CARRANCA
Relatório
Se o fumo atrai as visagens, a estratégia popular para afugentá-las é combater fogo contra fogo. Ou seja: contra a feiura do monstro, algo tão feio quanto. As, assim chamadas, figuras-de-proa eram esculturas dispostas à frente das embarcações que navegavam pela região do médio rio São Francisco, com função tanto estética quanto protetiva.
As formas são variadas, mas normalmente trazem uma mistura de humano com cavalo, dragão ou leão. Esse inclusive, era um outro nome pelo qual a peça era conhecida em Juazeiro: “Leão de Barca”. As peças eram pintadas com cores marcantes, principalmente vermelho, azul, preto. Dizia-se que, quando a cabeça de proa gemia três vezes, a embarcação estava condenada a afundar.
Supõe-se que as primeiras barcas a navegarem pelo São Francisco datam do final do século XVIII, movidas a varas e remo, e eram utilizadas tanto para transporte de passageiros quanto para cargas. As carrancas vão sendo incorporadas a elas a partir de 1880 pouco a pouco, por imitação. Pesquisadores, como Paulo Pardal, supõe que vem de uma tentativa de replicar o que se via nos navios estrangeiros.
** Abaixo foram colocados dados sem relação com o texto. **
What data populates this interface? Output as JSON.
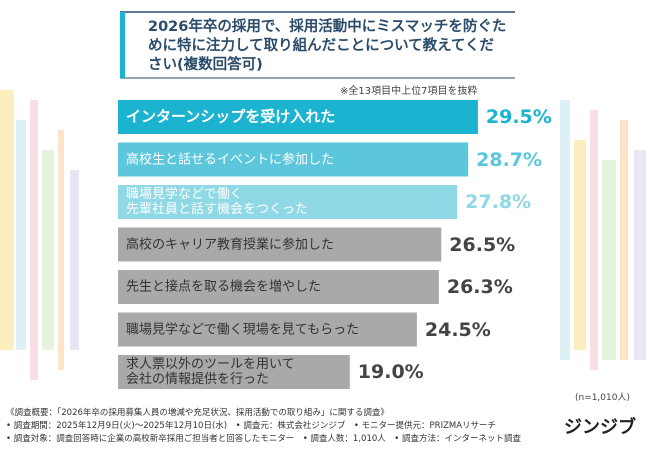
{
  "chart_data": {
    "type": "bar",
    "title": "2026年卒の採用で、採用活動中にミスマッチを防ぐために特に注力して取り組んだことについて教えてください(複数回答可)",
    "note": "※全13項目中上位7項目を抜粋",
    "categories": [
      "インターンシップを受け入れた",
      "高校生と話せるイベントに参加した",
      "職場見学などで働く\n先輩社員と話す機会をつくった",
      "高校のキャリア教育授業に参加した",
      "先生と接点を取る機会を増やした",
      "職場見学などで働く現場を見てもらった",
      "求人票以外のツールを用いて\n会社の情報提供を行った"
    ],
    "values": [
      29.5,
      28.7,
      27.8,
      26.5,
      26.3,
      24.5,
      19.0
    ],
    "value_labels": [
      "29.5%",
      "28.7%",
      "27.8%",
      "26.5%",
      "26.3%",
      "24.5%",
      "19.0%"
    ],
    "colors": [
      "#1bb3cf",
      "#5cc7dc",
      "#8fd8e6",
      "#a9a9a9",
      "#a9a9a9",
      "#a9a9a9",
      "#a9a9a9"
    ],
    "label_colors": [
      "#ffffff",
      "#ffffff",
      "#ffffff",
      "#333333",
      "#333333",
      "#333333",
      "#333333"
    ],
    "value_label_colors": [
      "#1bb3cf",
      "#5cc7dc",
      "#8fd8e6",
      "#444444",
      "#444444",
      "#444444",
      "#444444"
    ],
    "xlim": [
      0,
      30
    ],
    "sample": "(n=1,010人)",
    "footnotes": [
      "《調査概要：「2026年卒の採用募集人員の増減や充足状況、採用活動での取り組み」に関する調査》",
      "• 調査期間：2025年12月9日(火)～2025年12月10日(水)　• 調査元：株式会社ジンジブ　• モニター提供元：PRIZMAリサーチ",
      "• 調査対象：調査回答時に企業の高校新卒採用ご担当者と回答したモニター　• 調査人数：1,010人　• 調査方法：インターネット調査"
    ],
    "logo": "ジンジブ"
  }
}
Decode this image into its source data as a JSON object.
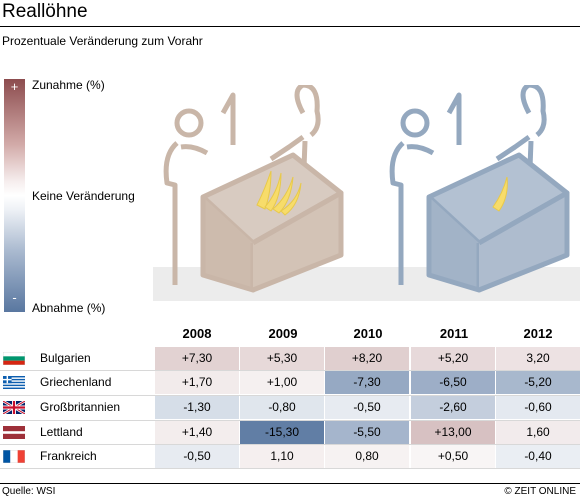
{
  "title": "Reallöhne",
  "subtitle": "Prozentuale Veränderung zum Vorahr",
  "legend": {
    "plus_symbol": "+",
    "minus_symbol": "-",
    "top_label": "Zunahme (%)",
    "middle_label": "Keine Veränderung",
    "bottom_label": "Abnahme (%)"
  },
  "chart_data": {
    "type": "heatmap",
    "columns": [
      "2008",
      "2009",
      "2010",
      "2011",
      "2012"
    ],
    "rows": [
      {
        "country": "Bulgarien",
        "flag": "bulgaria-flag",
        "values": [
          7.3,
          5.3,
          8.2,
          5.2,
          3.2
        ],
        "labels": [
          "+7,30",
          "+5,30",
          "+8,20",
          "+5,20",
          "3,20"
        ]
      },
      {
        "country": "Griechenland",
        "flag": "greece-flag",
        "values": [
          1.7,
          1.0,
          -7.3,
          -6.5,
          -5.2
        ],
        "labels": [
          "+1,70",
          "+1,00",
          "-7,30",
          "-6,50",
          "-5,20"
        ]
      },
      {
        "country": "Großbritannien",
        "flag": "uk-flag",
        "values": [
          -1.3,
          -0.8,
          -0.5,
          -2.6,
          -0.6
        ],
        "labels": [
          "-1,30",
          "-0,80",
          "-0,50",
          "-2,60",
          "-0,60"
        ]
      },
      {
        "country": "Lettland",
        "flag": "latvia-flag",
        "values": [
          1.4,
          -15.3,
          -5.5,
          13.0,
          1.6
        ],
        "labels": [
          "+1,40",
          "-15,30",
          "-5,50",
          "+13,00",
          "1,60"
        ]
      },
      {
        "country": "Frankreich",
        "flag": "france-flag",
        "values": [
          -0.5,
          1.1,
          0.8,
          0.5,
          -0.4
        ],
        "labels": [
          "-0,50",
          "1,10",
          "0,80",
          "+0,50",
          "-0,40"
        ]
      }
    ],
    "colors": {
      "positive": "#8c4c4e",
      "negative": "#5977a0",
      "neutral": "#ffffff"
    }
  },
  "footer": {
    "source": "Quelle: WSI",
    "copyright": "© ZEIT ONLINE"
  }
}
A era das carrancas foi breve e chega ao seu arremate com a introdução do motor à explosão. Embarcações pesadas como eram as barcaças antigas vão perdendo espaço para as mais leves que tem pouco espaço para adornos como as grandes figuras. Hoje, as carrancas que se encontram em embarcações são meras referências às antigas, mas não ocupam o mesmo papel cultural das suas predecessoras.
Com o avançar do século XX, as carrancas deixam o rio e se tornam peças de chão ou estante; escoradas na entrada das casas para continuar exercendo sua função de deixar o mal bem afastado. Se antes precisavam ser pensadas para resistir às águas, hoje é possível pensar em carrancas feitas de barro. É o caso das famosas peças de Ana Leopoldina Santos, a Ana das Carrancas. Uma de suas marcas registradas eram os olhos das carrancas, sempre vazados: homenagem amorosa que fazia ao seu marido, Zé Vicente, que era cego.
Outra figura bastante conhecida nos dias de hoje é a chamada carranca-vampira, inicialmente batizada de carranca-macaca. Na imagem, o monstro retratado possui dentes brancos pontiagudos bem-marcados, em frente a uma boca muito vermelha. Igualmente vermelha é a linha que contorna os olhos da figura, levemente puxados para cima, denotando sua inspiração oriental.
Sua criação é recente. Data de 1971 quando Severino Borges de Oliveira, o mestre Bitinho, de Petrolina (PE) havia acabado de assistir ao filme japonês “A Fuga de King Kong”, dirigido por Ishiro Honda alguns anos antes, em 1967. Mestre Bitinho nasceu em 1941 no município de Taipu, no Rio Grande do Norte. Artesão desde criança, aos 12 anos já construía de espingardas a bonecos calungas que o pai vendia na feira.
Após viver alguns anos no Ceará e na Bahia chegou em Pernambuco na década de 1970, onde criou a carranca com um tronco de umburana. Graças a sua arte, chegou até mesmo a conhecer o Japão. Um exemplo do diálogo direto entre cultura popular e a cultura pop.
CARRANCA
Tipo: Saberes
Habilidade:
Quando uma de suas cartas for ser enviada para o Beleléu, mande esta no lugar dela. No caso de resultado de Desafios, ela substitui a com menos PVs.
Efeito: Proteção
Citação: "Para afastar bicho feio, só com coisa mais feia ainda!"
Artista: Roberta Cirne
Fontes
– MACIEL, Betania; BRANDÃO, Ricardo Rocha. Carrancas do São Francisco: a dinâmica de uma manifestação folkcomunicacional no contexto do Desenvolvimento Local. Revista Hum@nae, v. 11, n. 1, 2017.
– NEVES, Zanoni. Os remeiros do São Francisco na literatura. Rev. Antropol., v. 46, n. 1, São Paulo, 2003.
– PARDAL, Paulo. Carrancas do São Francisco. São Paulo: WMF Martins Fontes, 2006.
– RODRIGO, Rodolfo. Ana das Carrancas: artista que transformou a tradição em arte completaria 100 anos em 2023. Brasil de Fato. 15 mar. 2023.
– SILVA JUNIOR, Luiz Severino. Carranca Vampira: a vitória da estética mercadológica. IX Encontro de História da Arte EHA: Unicamp, 2013.